N’ayant pas, je l’avoue, relu le roman de Flaubert depuis des lustres, j’ai suivi d’un œil presque neuf, fasciné, la quête éperdue d’Emma, culbutée par des goujats tandis qu’elle croit atteindre l’acmé de l’amour romantique. Féminité pure dans un monde étriqué ou petite peste égoïste ? En tout cas, quel personnage ! Mais en fait, en matière de romantisme, le seul qui puisse s’en prévaloir de cœur n’est-il pas le naïf Charles Bovary, lui qui, absolument amoureux, finira par mourir de chagrin ? A en croire la tendresse attristée qu’il lui consacre, André Salzet le pense.
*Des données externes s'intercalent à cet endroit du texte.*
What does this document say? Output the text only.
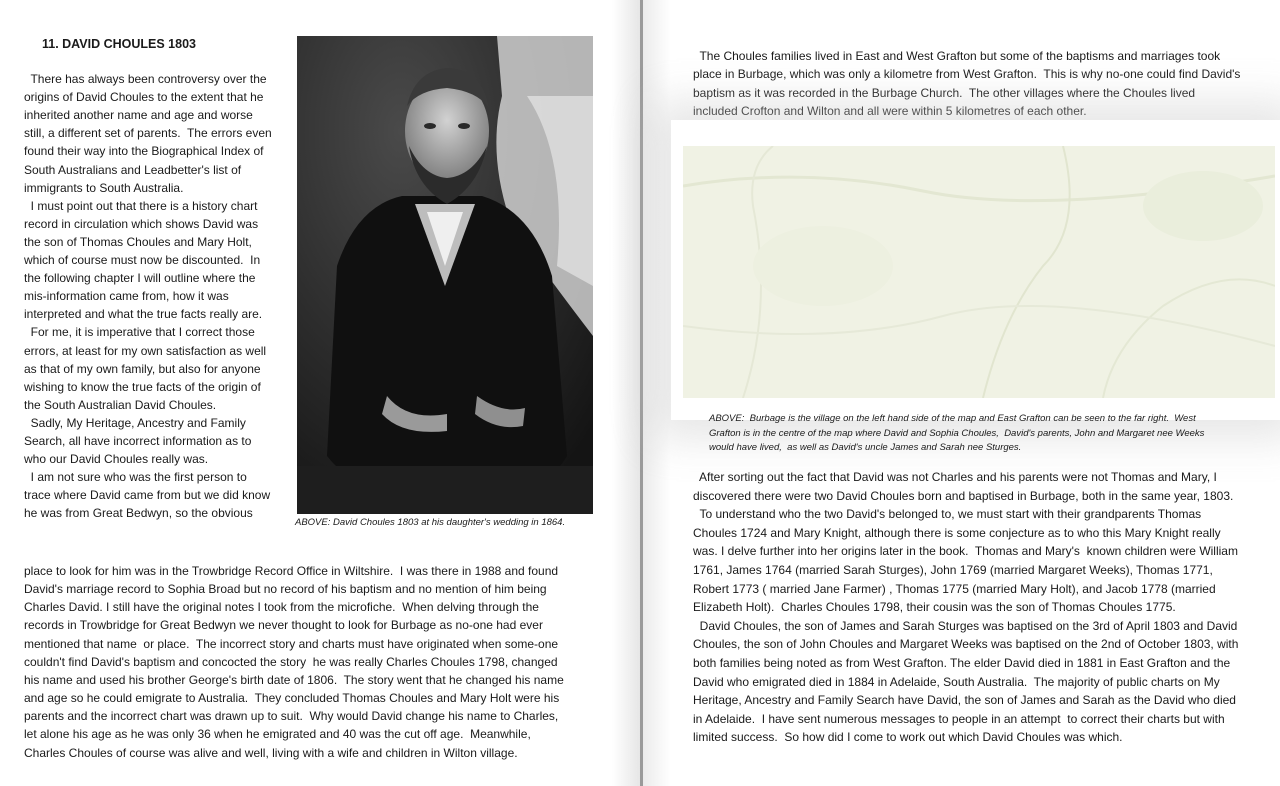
11. DAVID CHOULES 1803

There has always been controversy over the

origins of David Choules to the extent that he

inherited another name and age and worse

still, a different set of parents.  The errors even

found their way into the Biographical Index of

South Australians and Leadbetter's list of

immigrants to South Australia.

I must point out that there is a history chart

record in circulation which shows David was

the son of Thomas Choules and Mary Holt,

which of course must now be discounted.  In

the following chapter I will outline where the

mis-information came from, how it was

interpreted and what the true facts really are.

For me, it is imperative that I correct those

errors, at least for my own satisfaction as well

as that of my own family, but also for anyone

wishing to know the true facts of the origin of

the South Australian David Choules.

Sadly, My Heritage, Ancestry and Family

Search, all have incorrect information as to

who our David Choules really was.

I am not sure who was the first person to

trace where David came from but we did know

he was from Great Bedwyn, so the obvious

place to look for him was in the Trowbridge Record Office in Wiltshire.  I was there in 1988 and found

David's marriage record to Sophia Broad but no record of his baptism and no mention of him being

Charles David. I still have the original notes I took from the microfiche.  When delving through the

records in Trowbridge for Great Bedwyn we never thought to look for Burbage as no-one had ever

mentioned that name  or place.  The incorrect story and charts must have originated when some-one

couldn't find David's baptism and concocted the story  he was really Charles Choules 1798, changed

his name and used his brother George's birth date of 1806.  The story went that he changed his name

and age so he could emigrate to Australia.  They concluded Thomas Choules and Mary Holt were his

parents and the incorrect chart was drawn up to suit.  Why would David change his name to Charles,

let alone his age as he was only 36 when he emigrated and 40 was the cut off age.  Meanwhile,

Charles Choules of course was alive and well, living with a wife and children in Wilton village.

ABOVE: David Choules 1803 at his daughter's wedding in 1864.

The Choules families lived in East and West Grafton but some of the baptisms and marriages took

place in Burbage, which was only a kilometre from West Grafton.  This is why no-one could find David's

baptism as it was recorded in the Burbage Church.  The other villages where the Choules lived

included Crofton and Wilton and all were within 5 kilometres of each other.

ABOVE:  Burbage is the village on the left hand side of the map and East Grafton can be seen to the far right.  West

Grafton is in the centre of the map where David and Sophia Choules,  David's parents, John and Margaret nee Weeks

would have lived,  as well as David's uncle James and Sarah nee Sturges.

After sorting out the fact that David was not Charles and his parents were not Thomas and Mary, I

discovered there were two David Choules born and baptised in Burbage, both in the same year, 1803.

To understand who the two David's belonged to, we must start with their grandparents Thomas

Choules 1724 and Mary Knight, although there is some conjecture as to who this Mary Knight really

was. I delve further into her origins later in the book.  Thomas and Mary's  known children were William

1761, James 1764 (married Sarah Sturges), John 1769 (married Margaret Weeks), Thomas 1771,

Robert 1773 ( married Jane Farmer) , Thomas 1775 (married Mary Holt), and Jacob 1778 (married

Elizabeth Holt).  Charles Choules 1798, their cousin was the son of Thomas Choules 1775.

David Choules, the son of James and Sarah Sturges was baptised on the 3rd of April 1803 and David

Choules, the son of John Choules and Margaret Weeks was baptised on the 2nd of October 1803, with

both families being noted as from West Grafton. The elder David died in 1881 in East Grafton and the

David who emigrated died in 1884 in Adelaide, South Australia.  The majority of public charts on My

Heritage, Ancestry and Family Search have David, the son of James and Sarah as the David who died

in Adelaide.  I have sent numerous messages to people in an attempt  to correct their charts but with

limited success.  So how did I come to work out which David Choules was which.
On le suivra sur ce point.

UN EXTRAIT

« La conversation de Charles était plate comme un trottoir de rue. »

L’AUTEUR

On ne présente plus l’illustrissime Gustave Flaubert, maître prosateur des Lettres françaises, de “Salammbô” à “Bouvard et Pécuchet” en passant par “l’Education sentimentale”, entre autres… 

“Madame Bovary”, paru en 1857, lui valut un procès fameux pour atteinte aux bonnes mœurs dont il sortit acquitté. On a compris qu’André Salzet pose l’intrigue de son adaptation sur l’acharnement de l’écrivain à atteindre la perfection; Flaubert se corrigeait sans cesse, poussant l’épreuve jusqu’au “gueuloir”, la déclamation du texte pour en mieux déceler les imperfections. L’histoire d’Emma et de Charles, on l’a dit, lui prit ainsi cinq ans d’efforts.